Tentunya fenomena jub hugging ini tidak lahir begitu saja. Ia merupakan warisan pahit dari sistem kapitalisme global, yang gagal menghadirkan jaminan kerja layak dan sejahtera bagi rakyatnya.

Kapitalisme: Akar Masalah Job Hugging


Fenomena job hugging seakan hanya tampak di permukaan sebagai pilihan individu yang takut mengambil risiko. Namun jika ditelisik lebih dalam, ada struktur besar yang melatarbelakanginya. Job hugging bukanlah semata soal mental generasi muda, melainkan buah dari sistem ekonomi yang melingkupi mereka. Di balik keresahan ini, berdiri tegak sebuah ideologi yang telah lama mendominasi dunia, yakni kapitalisme.

Pertama, kapitalisme gagal menjamin hak dasar bekerja bagi rakyat. Lapangan kerja diserahkan sepenuhnya pada mekanisme pasar. Ketika keuntungan menurun, perusahaan memangkas tenaga kerja tanpa mempertimbangkan keberlangsungan hidup pekerjanya. Akibatnya, pekerja memilih bertahan dengan rasa takut daripada menghadapi pengangguran.

Kedua, negara beralih peran ke swasta. Dalam logika kapitalisme, swasta dianggap lebih efisien mengelola lapangan kerja. Padahal, orientasi swasta jelas pada profit, bukan kesejahteraan. Negara pun kehilangan fungsinya sebagai penanggung jawab rakyat, sementara perusahaan bebas menentukan nasib tenaga kerja.

Ketiga, pemusatan kepemilikan sumber daya di tangan segelintir kapitalis semakin mempersempit peluang kerja. Modal, lahan, dan industri terkonsentrasi, membuat sebagian besar rakyat hanya berstatus buruh upahan. Ketika krisis melanda, kelompok inilah yang paling rentan terdepak.

Keempat, praktik ekonomi non-riil dan ribawi dalam kapitalisme menghambat pertumbuhan lapangan kerja.
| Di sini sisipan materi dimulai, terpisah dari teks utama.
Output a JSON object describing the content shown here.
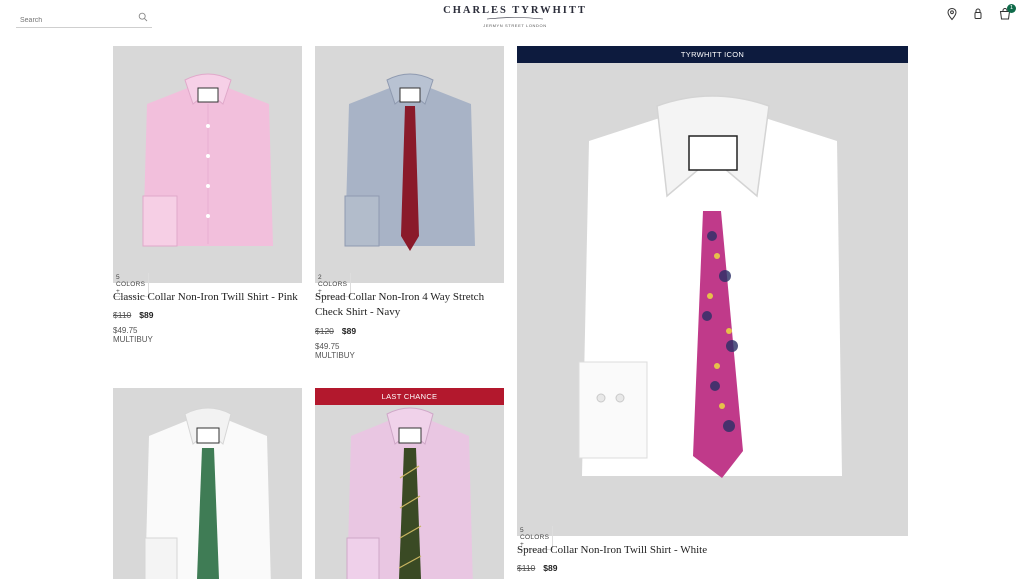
{
  "header": {
    "search_placeholder": "Search",
    "brand": "CHARLES TYRWHITT",
    "brand_tagline": "JERMYN STREET LONDON",
    "bag_count": "1",
    "icons": [
      "search-icon",
      "location-pin-icon",
      "account-icon",
      "bag-icon"
    ]
  },
  "products": [
    {
      "colors": "5 COLORS +",
      "title": "Classic Collar Non-Iron Twill Shirt - Pink",
      "price_was": "$110",
      "price_now": "$89",
      "multibuy": "$49.75 MULTIBUY",
      "shirt_color": "#f2bfdc",
      "tie_color": ""
    },
    {
      "colors": "2 COLORS +",
      "title_line1": "Spread Collar Non-Iron 4 Way Stretch",
      "title_line2": "Check Shirt - Navy",
      "price_was": "$120",
      "price_now": "$89",
      "multibuy": "$49.75 MULTIBUY",
      "shirt_color": "#a8b3c6",
      "tie_color": "#8a1a2a"
    },
    {
      "banner": "TYRWHITT ICON",
      "colors": "5 COLORS +",
      "title": "Spread Collar Non-Iron Twill Shirt - White",
      "price_was": "$110",
      "price_now": "$89",
      "shirt_color": "#ffffff",
      "tie_color": "#c03a8a"
    },
    {
      "shirt_color": "#fafafa",
      "tie_color": "#3f7c55"
    },
    {
      "banner": "LAST CHANCE",
      "shirt_color": "#e9c6e2",
      "tie_color": "#3a4a24"
    }
  ]
}
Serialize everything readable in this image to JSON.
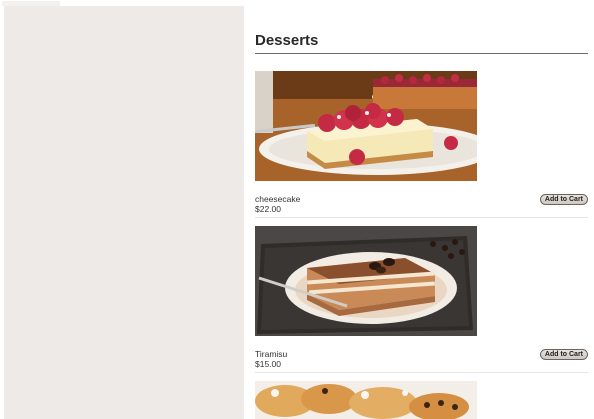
{
  "section": {
    "title": "Desserts"
  },
  "products": [
    {
      "name": "cheesecake",
      "price": "$22.00",
      "button_label": "Add to Cart",
      "image": "cheesecake-photo"
    },
    {
      "name": "Tiramisu",
      "price": "$15.00",
      "button_label": "Add to Cart",
      "image": "tiramisu-photo"
    },
    {
      "image": "pastry-photo"
    }
  ]
}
Sistem lebih sibuk mengandalkan spekulasi finansial ketimbang mengembangkan sektor riil padat karya. Alhasil, penciptaan lapangan kerja stagnan, sementara lulusan perguruan tinggi terus bertambah.

Kelima, liberalisasi perdagangan dan jasa membuat negara lepas tangan. Kurikulum perguruan tinggi memang diarahkan adaptif dengan dunia kerja, namun ketika persaingan global dibuka lebar tanpa perlindungan, rakyat sendiri yang jadi korban. Generasi muda pun menghadapi pilihan getir: bekerja apa adanya atau tidak bekerja sama sekali.

Kondisi ini semakin diperparah dengan budaya konsumerisme yang ditanamkan kapitalisme. Gaya hidup serba instan membuat generasi muda merasa takut kehilangan penghasilan tetap, sekalipun harus mengorbankan kesehatan mental dan kebahagiaan pribadi. Semua ini adalah warisan pahit kapitalisme global, yang diwariskan turun-temurun dari generasi ke generasi. Bukannya membuka peluang, sistem ini justru mengekang dan mengikis harapan.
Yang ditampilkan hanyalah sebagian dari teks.